Sykia has been referred to poetically as the “poet’s haven” not just because of its beauty, but also literally, because many an eminent men and women of the letters and the arts have been born or moved to live here.
Of these, the most famous one abroad is the poet Angelos Sikelianos, who lived here for about 20 years. In 1916 with his first wife, the American Eva Palmer, he completed the construction of a villa, a building with a unique architecture, in his property in Sykia. This beautiful house has Byzantine and Venetian architectural elements and is protected by the Greek state.
Sikelianos wrote on national history, religious symbolism, and universal harmony in poems such as The Light-Shadowed, Prologue to Life, Mother of God, and Delphic Utterance. His plays include Sibylla, Daedalus in Crete, Christ in Rome, The Death of Digenis, and Asklepius. He was the first twentieth-century Greek poet to be a candidate for the Nobel Prize in Literature. In May 1927, with the support of his wife, Eva Palmer-Sikelianos, Sikelianos held the Delphic Festival as part of his general effort towards the revival of the “Delphic Idea”. Sikelianos believed that the principles which had shaped the classic civilisation, if reexamined, could offer spiritual independence and serve as a means of communication among people. The event consisted of Olympic contests, a concert of Byzantine music, an exhibition of folk art as well as a performance of Prometheus Bound. It became very successful and despite lack of state assistance, it was repeated the following year. The revival was then permanently abandoned due to the excessive costs of organizing it. In honour of the memory of Angelos and Eva Sikelianos, the European Cultural Centre of Delphi bought and restored their house in Delphi, which is today the Museum of Delphic Festivals.
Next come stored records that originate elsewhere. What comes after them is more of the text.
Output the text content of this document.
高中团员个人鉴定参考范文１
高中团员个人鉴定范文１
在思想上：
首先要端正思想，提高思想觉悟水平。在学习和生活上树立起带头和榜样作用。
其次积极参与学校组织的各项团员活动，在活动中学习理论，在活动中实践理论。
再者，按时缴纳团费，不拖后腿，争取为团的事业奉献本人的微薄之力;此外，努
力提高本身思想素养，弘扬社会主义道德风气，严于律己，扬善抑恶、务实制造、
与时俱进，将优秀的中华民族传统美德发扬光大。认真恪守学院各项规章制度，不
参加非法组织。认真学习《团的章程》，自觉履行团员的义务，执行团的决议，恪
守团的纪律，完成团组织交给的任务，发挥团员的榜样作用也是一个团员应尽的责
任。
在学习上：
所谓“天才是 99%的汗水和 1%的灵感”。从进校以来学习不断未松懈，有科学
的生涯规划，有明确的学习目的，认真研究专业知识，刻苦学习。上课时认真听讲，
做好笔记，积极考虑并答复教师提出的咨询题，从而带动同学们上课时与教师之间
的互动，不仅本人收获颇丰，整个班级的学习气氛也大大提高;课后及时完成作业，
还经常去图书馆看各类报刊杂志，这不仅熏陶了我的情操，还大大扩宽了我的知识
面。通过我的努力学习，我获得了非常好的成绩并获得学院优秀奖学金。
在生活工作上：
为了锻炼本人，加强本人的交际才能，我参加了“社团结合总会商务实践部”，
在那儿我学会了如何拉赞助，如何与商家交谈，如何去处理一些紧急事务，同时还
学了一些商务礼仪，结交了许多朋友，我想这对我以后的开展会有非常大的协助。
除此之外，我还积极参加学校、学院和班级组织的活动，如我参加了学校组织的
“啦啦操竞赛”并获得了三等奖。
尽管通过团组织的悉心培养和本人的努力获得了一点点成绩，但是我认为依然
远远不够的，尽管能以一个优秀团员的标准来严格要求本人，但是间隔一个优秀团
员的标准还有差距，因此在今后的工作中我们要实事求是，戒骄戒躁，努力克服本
Eva Palmer-Sikelianos, the first wife of poet Angelos Sikelianos, made Sykia her home for 20 years. was an American woman notable for her study and promotion of Classical Greek culture, weaving, theater, choral dance and music. Palmer’s life and artistic endeavors intersected with numerous noteworthy artists throughout her life. She was both inspired by or inspired the likes of dancers Isadora Duncan and Ted Shawn, the French literary great Colette, the poet and author Natalie Barney and the actress Sarah Bernhardt. She would go on to marry Angelos Sikelianos, a Greek poet and playwright. Together they organized a revival of the Delphic Festival in Delphi, Greece. Embodied in these festivals of art, music and theater she hoped to promote a balanced sense of enlightenment that would further the goals of peace and harmony in Greece and beyond. Palmer’s artistic endeavors and support of the Delphic Idea came in a period of time between world wars. In her latter years she would witness from afar the rise of Nazism, Hitler and WWII. It would seem as though their efforts had been all for naught. They were not the first to attempt a revival of the spirit of Delphi in Greece and they would not be the last. The Delphic Idea lives on in modern times through the International Delphic Council. Much of the same ideals and principals are embodied in these modern efforts of music, dance and athletics.